Pensemos: se todos têm que trabalhar das 8h às 18h e as lojas, em geral, tirando as dos shoppings, que são por natureza insuportáveis, fecham às 18h porque os seus funcionários também seguem à risca o sistema das 8h às 18h, como é que as pessoas que trabalham podem resolver suas pendências, comprar suas coisas e consumir tudo o que o capitalista quer que elas consumam? Pensemos ainda mais: se querem que gastemos, por que a maioria das coisas só fica aberta na hora de expediente normal, justamente quando estão todos trabalhando, ao invés de abrir em horários distintos para aquele que trabalha durante o dia todo poder ir resolver tudo o que tem que resolver em paz? Continuemos pensando: como o mundo capitalista, já dito e sabido contraditório, não é organizado de uma maneira inteligente, acontece que todo mundo que trabalha, tendo que resolver seus problemas burocráticos desnecessários do mundo, acorrem aos xópins, que superlotam depois do expediente, fazendo com que todas as lojas encham, que haja filas por todos os lados e que as pessoas, por motivos óbvios, ou não sejam atendidas ou o sejam muito mal, o que, no dia seguinte, vai refletir certamente na qualidade e eficiência de seu trabalho na “repartição”. Trabalhando menos e pior, têm menos chance de ganhar uma promoção e assim ganhar mais para gastar mais. Tudo, a meu ver, trocado. “Barbina do Oeste” é o que tenho a dizer.

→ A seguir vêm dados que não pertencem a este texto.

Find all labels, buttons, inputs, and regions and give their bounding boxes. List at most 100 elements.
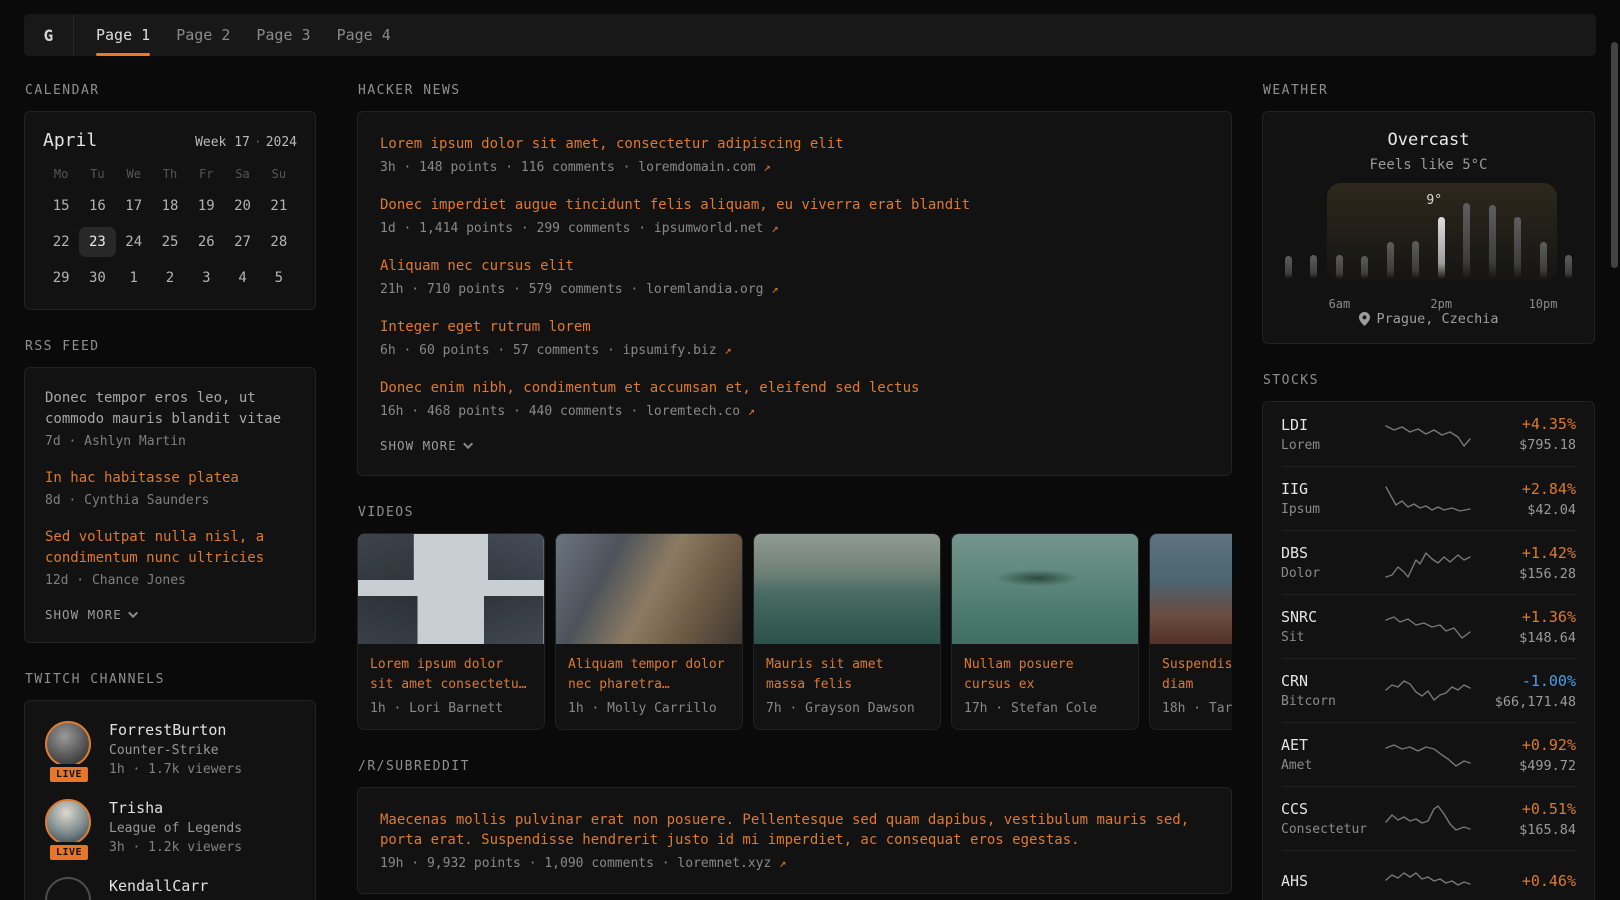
video-title[interactable]: Suspendisse: [1162, 655, 1232, 675]
chevron-down-icon: [463, 439, 473, 449]
hackernews-widget: Lorem ipsum dolor sit amet, consectetur …: [357, 111, 1232, 476]
video-card[interactable]: Suspendisse diam 18h · Tara: [1149, 533, 1232, 730]
video-thumbnail[interactable]: [754, 534, 940, 644]
reddit-post-title[interactable]: Maecenas mollis pulvinar erat non posuer…: [380, 810, 1209, 830]
rss-item-title[interactable]: Donec tempor eros leo, ut: [45, 388, 295, 409]
stock-sparkline: [1383, 738, 1475, 772]
stock-row[interactable]: DBS Dolor +1.42% $156.28: [1281, 530, 1576, 594]
stock-change: +1.36%: [1475, 608, 1576, 626]
time-label: 2pm: [1430, 297, 1452, 311]
external-link-icon[interactable]: ↗: [748, 404, 755, 418]
channel-game[interactable]: Counter-Strike: [109, 743, 242, 758]
weekday-label: Th: [152, 167, 188, 185]
stocks-section-title: STOCKS: [1263, 373, 1595, 388]
channel-name[interactable]: KendallCarr: [109, 877, 208, 895]
video-meta: 18h · Tara: [1162, 701, 1232, 716]
stock-row[interactable]: LDI Lorem +4.35% $795.18: [1281, 402, 1576, 466]
stock-row[interactable]: CRN Bitcorn -1.00% $66,171.48: [1281, 658, 1576, 722]
stock-row[interactable]: AET Amet +0.92% $499.72: [1281, 722, 1576, 786]
rss-show-more-button[interactable]: SHOW MORE: [45, 607, 295, 622]
stock-row[interactable]: CCS Consectetur +0.51% $165.84: [1281, 786, 1576, 850]
video-card[interactable]: Nullam posuere cursus ex 17h · Stefan Co…: [951, 533, 1139, 730]
stock-symbol[interactable]: CRN: [1281, 672, 1383, 690]
stock-symbol[interactable]: SNRC: [1281, 608, 1383, 626]
stock-name: Ipsum: [1281, 502, 1383, 517]
rss-item-title[interactable]: Sed volutpat nulla nisl, a: [45, 527, 295, 548]
rss-section-title: RSS FEED: [25, 339, 316, 354]
external-link-icon[interactable]: ↗: [779, 856, 786, 870]
channel-game[interactable]: League of Legends: [109, 821, 242, 836]
video-thumbnail[interactable]: [358, 534, 544, 644]
twitch-channel-row[interactable]: LIVE Trisha League of Legends 3h · 1.2k …: [45, 799, 295, 855]
channel-avatar-image: [45, 721, 91, 767]
tab-page-4[interactable]: Page 4: [337, 14, 391, 56]
stocks-section: STOCKS LDI Lorem +4.35% $795.18: [1262, 373, 1595, 900]
video-title[interactable]: diam: [1162, 675, 1232, 695]
stock-symbol[interactable]: AET: [1281, 736, 1383, 754]
stock-symbol[interactable]: AHS: [1281, 872, 1383, 890]
stock-symbol[interactable]: CCS: [1281, 800, 1383, 818]
rss-item-title[interactable]: In hac habitasse platea: [45, 468, 295, 489]
stock-row[interactable]: AHS +0.46%: [1281, 850, 1576, 900]
video-card[interactable]: Mauris sit amet massa felis 7h · Grayson…: [753, 533, 941, 730]
hn-story-title[interactable]: Donec enim nibh, condimentum et accumsan…: [380, 378, 1209, 398]
tab-page-3[interactable]: Page 3: [256, 14, 310, 56]
hn-story: Donec enim nibh, condimentum et accumsan…: [380, 378, 1209, 419]
reddit-post-title[interactable]: porta erat. Suspendisse hendrerit justo …: [380, 830, 1209, 850]
app-logo[interactable]: G: [24, 14, 74, 56]
hn-story-title[interactable]: Integer eget rutrum lorem: [380, 317, 1209, 337]
video-thumbnail[interactable]: [952, 534, 1138, 644]
hn-story: Integer eget rutrum lorem 6h · 60 points…: [380, 317, 1209, 358]
hn-show-more-button[interactable]: SHOW MORE: [380, 438, 1209, 453]
video-title[interactable]: cursus ex: [964, 675, 1126, 695]
videos-section: VIDEOS Lorem ipsum dolor sit amet consec…: [357, 505, 1232, 730]
video-title[interactable]: massa felis: [766, 675, 928, 695]
video-thumbnail[interactable]: [1150, 534, 1232, 644]
temp-bar: [1489, 205, 1496, 279]
hn-story-title[interactable]: Lorem ipsum dolor sit amet, consectetur …: [380, 134, 1209, 154]
calendar-day: 1: [116, 263, 152, 293]
stock-row[interactable]: SNRC Sit +1.36% $148.64: [1281, 594, 1576, 658]
video-title[interactable]: Nullam posuere: [964, 655, 1126, 675]
stock-symbol[interactable]: DBS: [1281, 544, 1383, 562]
rss-item-title[interactable]: condimentum nunc ultricies: [45, 548, 295, 569]
calendar-week-label: Week 17: [195, 135, 250, 150]
temp-bar: [1336, 255, 1343, 279]
video-title[interactable]: Aliquam tempor dolor: [568, 655, 730, 675]
stock-symbol[interactable]: IIG: [1281, 480, 1383, 498]
top-nav: G Page 1 Page 2 Page 3 Page 4: [24, 14, 1596, 56]
tab-page-2[interactable]: Page 2: [176, 14, 230, 56]
calendar-day: 15: [43, 191, 79, 221]
stock-symbol[interactable]: LDI: [1281, 416, 1383, 434]
twitch-channel-row[interactable]: KendallCarr: [45, 877, 295, 900]
external-link-icon[interactable]: ↗: [724, 343, 731, 357]
stock-sparkline: [1383, 546, 1475, 580]
stock-row[interactable]: IIG Ipsum +2.84% $42.04: [1281, 466, 1576, 530]
video-title[interactable]: Mauris sit amet: [766, 655, 928, 675]
rss-item-title[interactable]: commodo mauris blandit vitae: [45, 409, 295, 430]
channel-name[interactable]: ForrestBurton: [109, 721, 242, 739]
twitch-channel-row[interactable]: LIVE ForrestBurton Counter-Strike 1h · 1…: [45, 721, 295, 777]
calendar-day: 30: [79, 263, 115, 293]
weather-location: Prague, Czechia: [1283, 311, 1574, 327]
channel-name[interactable]: Trisha: [109, 799, 242, 817]
calendar-day: 22: [43, 227, 79, 257]
hn-story-title[interactable]: Aliquam nec cursus elit: [380, 256, 1209, 276]
external-link-icon[interactable]: ↗: [771, 282, 778, 296]
video-thumbnail[interactable]: [556, 534, 742, 644]
weather-condition: Overcast: [1283, 130, 1574, 150]
video-title[interactable]: sit amet consectetu…: [370, 675, 532, 695]
video-card[interactable]: Lorem ipsum dolor sit amet consectetu… 1…: [357, 533, 545, 730]
page-scrollbar[interactable]: [1611, 42, 1618, 268]
external-link-icon[interactable]: ↗: [764, 160, 771, 174]
subreddit-widget: Maecenas mollis pulvinar erat non posuer…: [357, 787, 1232, 894]
external-link-icon[interactable]: ↗: [771, 221, 778, 235]
video-title[interactable]: Lorem ipsum dolor: [370, 655, 532, 675]
tab-page-1[interactable]: Page 1: [96, 14, 150, 56]
video-card[interactable]: Aliquam tempor dolor nec pharetra… 1h · …: [555, 533, 743, 730]
hn-story-title[interactable]: Donec imperdiet augue tincidunt felis al…: [380, 195, 1209, 215]
video-meta: 1h · Molly Carrillo: [568, 701, 730, 716]
videos-section-title: VIDEOS: [358, 505, 1232, 520]
calendar-day: 2: [152, 263, 188, 293]
video-title[interactable]: nec pharetra…: [568, 675, 730, 695]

Eu, por sorte, tenho um horário diferenciado e mais humano e saio às 16h24, o que me dá 1h30 para resolver todas as pendências burocráticas chatas existentes e ainda não existentes. À exceção, é claro, da mais chata do mundo: ir ao banco. Outra contradição, não? Os bancos, que são os lugares e empresas que tratam exatamente do instrumento pelo qual todos podem gastar, são os que abrem mais tarde, fecham mais cedo e que te atendem pior por telefone, fazendo sempre que você tenha que ir de extremo mal-humor (e depois os atendentes ficam se queixando que as pessoas nunca estão felizes nos bancos), na sua 1h de almoço, ao maldito e desolador banco resolver uma idiotice de R$20 ou R$30,00 que deveria, por bom-senso e eficiência mínima, ter sido solucionada por telefone em 2 minutos. Contraditoríssimo!

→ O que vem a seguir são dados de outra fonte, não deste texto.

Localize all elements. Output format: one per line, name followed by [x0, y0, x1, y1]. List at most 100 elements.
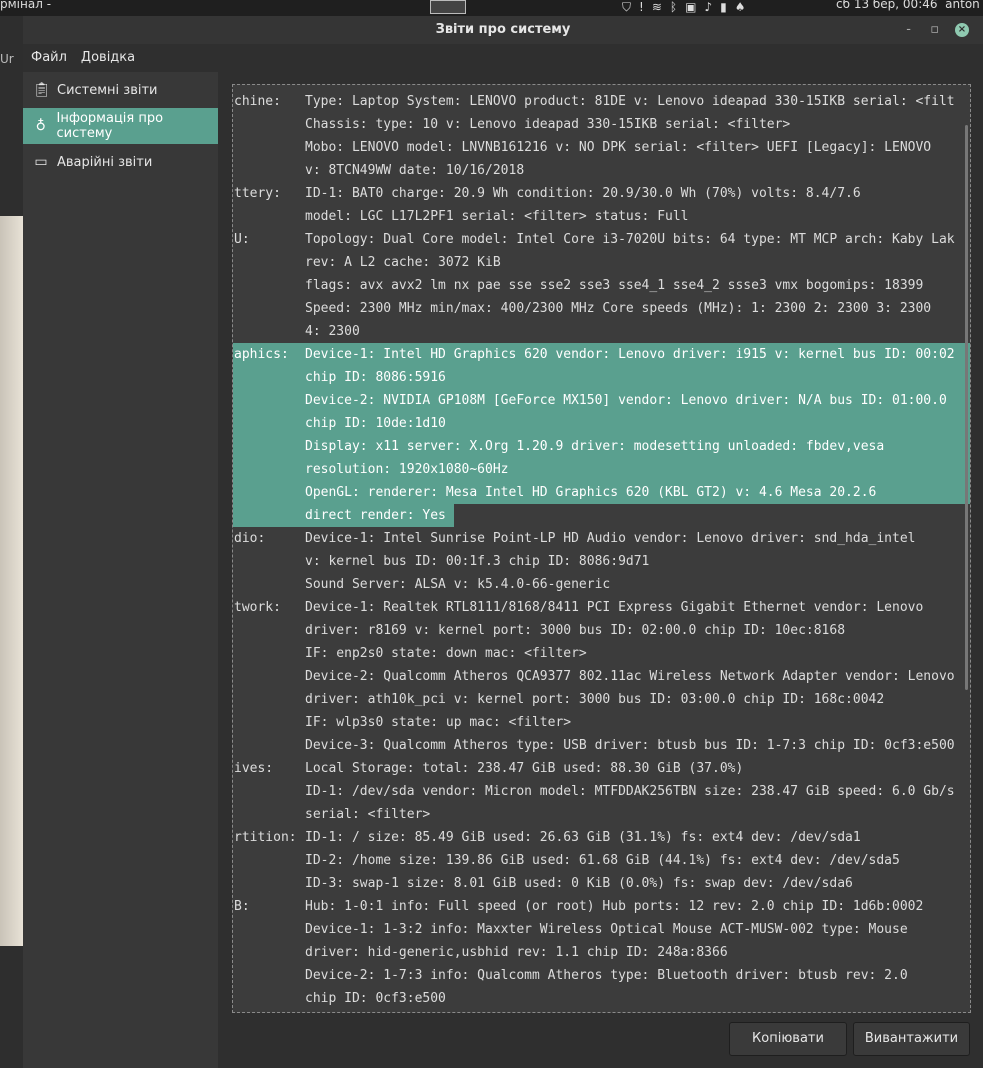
report-row: v: 8TCN49WW date: 10/16/2018 — [233, 159, 970, 182]
minimize-button[interactable]: - — [906, 16, 911, 44]
row-label — [233, 849, 305, 872]
system-reports-window: Звіти про систему - ▫ × Файл Довідка 📋︎ … — [23, 16, 983, 1068]
row-value: IF: enp2s0 state: down mac: <filter> — [305, 646, 587, 661]
clock[interactable]: сб 13 бер, 00:46 anton — [836, 0, 980, 11]
row-label — [233, 711, 305, 734]
row-value: Device-2: 1-7:3 info: Qualcomm Atheros t… — [305, 968, 908, 983]
row-label — [233, 412, 305, 435]
update-icon[interactable]: ▣ — [685, 0, 696, 14]
row-value: driver: r8169 v: kernel port: 3000 bus I… — [305, 623, 846, 638]
close-button[interactable]: × — [955, 23, 969, 37]
row-value: Device-1: Realtek RTL8111/8168/8411 PCI … — [305, 600, 924, 615]
taskbar-app-icon[interactable] — [430, 0, 466, 14]
row-label — [233, 734, 305, 757]
row-value: Local Storage: total: 238.47 GiB used: 8… — [305, 761, 744, 776]
row-value: serial: <filter> — [305, 807, 431, 822]
row-label — [233, 918, 305, 941]
selection: direct render: Yes — [233, 504, 454, 527]
sidebar-item-system-info[interactable]: ♁ Інформація про систему — [23, 108, 218, 144]
row-label: B: — [234, 899, 250, 914]
row-value: Device-3: Qualcomm Atheros type: USB dri… — [305, 738, 955, 753]
row-value: ID-1: BAT0 charge: 20.9 Wh condition: 20… — [305, 186, 861, 201]
row-value: rev: A L2 cache: 3072 KiB — [305, 255, 501, 270]
row-label — [233, 320, 305, 343]
row-label — [233, 458, 305, 481]
report-row: Chassis: type: 10 v: Lenovo ideapad 330-… — [233, 113, 970, 136]
top-panel: рмінал - ⛉ ! ≋ ᛒ ▣ ♪ ▮ ♠ сб 13 бер, 00:4… — [0, 0, 983, 16]
sidebar-item-crash-reports[interactable]: ▭ Аварійні звіти — [23, 144, 218, 180]
row-label — [233, 872, 305, 895]
row-label — [233, 297, 305, 320]
report-row: rtition: ID-1: / size: 85.49 GiB used: 26… — [233, 826, 970, 849]
row-label — [233, 205, 305, 228]
background-text: Ur — [0, 52, 14, 66]
system-tray: ⛉ ! ≋ ᛒ ▣ ♪ ▮ ♠ — [622, 0, 745, 14]
window-title: Звіти про систему — [435, 22, 571, 37]
alert-icon[interactable]: ! — [639, 0, 644, 14]
sidebar-item-label: Інформація про систему — [56, 111, 164, 141]
report-row: Display: x11 server: X.Org 1.20.9 driver… — [233, 435, 970, 458]
bell-icon[interactable]: ♠ — [735, 0, 746, 14]
report-row: ives: Local Storage: total: 238.47 GiB us… — [233, 757, 970, 780]
shield-icon[interactable]: ⛉ — [622, 0, 631, 14]
report-row: driver: ath10k_pci v: kernel port: 3000 … — [233, 688, 970, 711]
row-label: aphics: — [234, 347, 289, 362]
scrollbar[interactable] — [965, 125, 968, 690]
background-image — [0, 216, 23, 946]
row-value: chip ID: 8086:5916 — [305, 370, 446, 385]
report-row: Device-2: NVIDIA GP108M [GeForce MX150] … — [233, 389, 970, 412]
row-label — [233, 435, 305, 458]
row-label — [233, 159, 305, 182]
row-value: Type: Laptop System: LENOVO product: 81D… — [305, 94, 955, 109]
clipboard-icon: 📋︎ — [33, 82, 51, 98]
report-row: ID-2: /home size: 139.86 GiB used: 61.68… — [233, 849, 970, 872]
report-row: direct render: Yes — [233, 504, 970, 527]
row-label: ives: — [234, 761, 274, 776]
report-row: model: LGC L17L2PF1 serial: <filter> sta… — [233, 205, 970, 228]
row-value: Device-1: Intel HD Graphics 620 vendor: … — [305, 347, 955, 362]
sidebar-item-system-reports[interactable]: 📋︎ Системні звіти — [23, 72, 218, 108]
report-row: Sound Server: ALSA v: k5.4.0-66-generic — [233, 573, 970, 596]
maximize-button[interactable]: ▫ — [930, 16, 939, 44]
row-label: twork: — [234, 600, 281, 615]
row-label — [233, 665, 305, 688]
row-value: Device-1: 1-3:2 info: Maxxter Wireless O… — [305, 922, 908, 937]
bluetooth-icon[interactable]: ᛒ — [670, 0, 677, 14]
wifi-icon[interactable]: ≋ — [652, 0, 662, 14]
row-label — [233, 987, 305, 1010]
title-bar[interactable]: Звіти про систему - ▫ × — [23, 16, 983, 44]
row-label — [233, 251, 305, 274]
row-value: model: LGC L17L2PF1 serial: <filter> sta… — [305, 209, 689, 224]
row-label — [233, 481, 305, 504]
row-value: Display: x11 server: X.Org 1.20.9 driver… — [305, 439, 885, 454]
upload-button[interactable]: Вивантажити — [853, 1022, 970, 1056]
row-label: rtition: — [234, 830, 297, 845]
sidebar: 📋︎ Системні звіти ♁ Інформація про систе… — [23, 72, 218, 1068]
report-row: Mobo: LENOVO model: LNVNB161216 v: NO DP… — [233, 136, 970, 159]
row-label: dio: — [234, 531, 266, 546]
system-info-text[interactable]: chine: Type: Laptop System: LENOVO produc… — [232, 84, 971, 1013]
row-label — [233, 780, 305, 803]
report-row: Device-2: 1-7:3 info: Qualcomm Atheros t… — [233, 964, 970, 987]
row-value: driver: hid-generic,usbhid rev: 1.1 chip… — [305, 945, 728, 960]
row-label: chine: — [234, 94, 281, 109]
row-value: Topology: Dual Core model: Intel Core i3… — [305, 232, 955, 247]
volume-icon[interactable]: ♪ — [704, 0, 712, 14]
row-label: U: — [234, 232, 250, 247]
row-value: ID-3: swap-1 size: 8.01 GiB used: 0 KiB … — [305, 876, 853, 891]
menu-file[interactable]: Файл — [31, 44, 67, 72]
row-value: ID-2: /home size: 139.86 GiB used: 61.68… — [305, 853, 900, 868]
terminal-window-title[interactable]: рмінал - — [0, 0, 51, 11]
row-value: 4: 2300 — [305, 324, 360, 339]
menu-help[interactable]: Довідка — [81, 44, 135, 72]
monitor-sad-icon: ▭ — [34, 154, 48, 170]
row-label — [233, 803, 305, 826]
report-row: 4: 2300 — [233, 320, 970, 343]
row-value: Hub: 1-0:1 info: Full speed (or root) Hu… — [305, 899, 924, 914]
copy-button[interactable]: Копіювати — [729, 1022, 847, 1056]
row-value: v: kernel bus ID: 00:1f.3 chip ID: 8086:… — [305, 554, 650, 569]
row-label — [233, 964, 305, 987]
row-label — [233, 642, 305, 665]
battery-icon[interactable]: ▮ — [720, 0, 727, 14]
report-row: ttery: ID-1: BAT0 charge: 20.9 Wh conditi… — [233, 182, 970, 205]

Por fim, a última discrepância racional e sistêmica do nosso tão querido capitalismo é o fato de haver um abismo entre o preço das coisas e o que as pessoas ganham. Te pedem preços exorbitantes por coisas ínfimas, como se todos ganhassem os R$5.000,00 mensais que todo bom capitalista moderno quer que ganhemos, dos quais R$4.000 têm que ser consumidos em contas e compras. Isso sem pensar que tudo o que economizamos acaba sendo, em algum momento, gasto com alguma coisa (viagens, imóvel, automóvel, eletrodomésticos, roupas, etc.). Ou seja, num bom português, tâmo tudo chafurdando na merda!

O que fazer então frente a tudo isso? A resposta, meus caros, é comer em 30 minutos e correr no banco antes que haja fila!

E depois dizem que este mundo não é cheio de doido!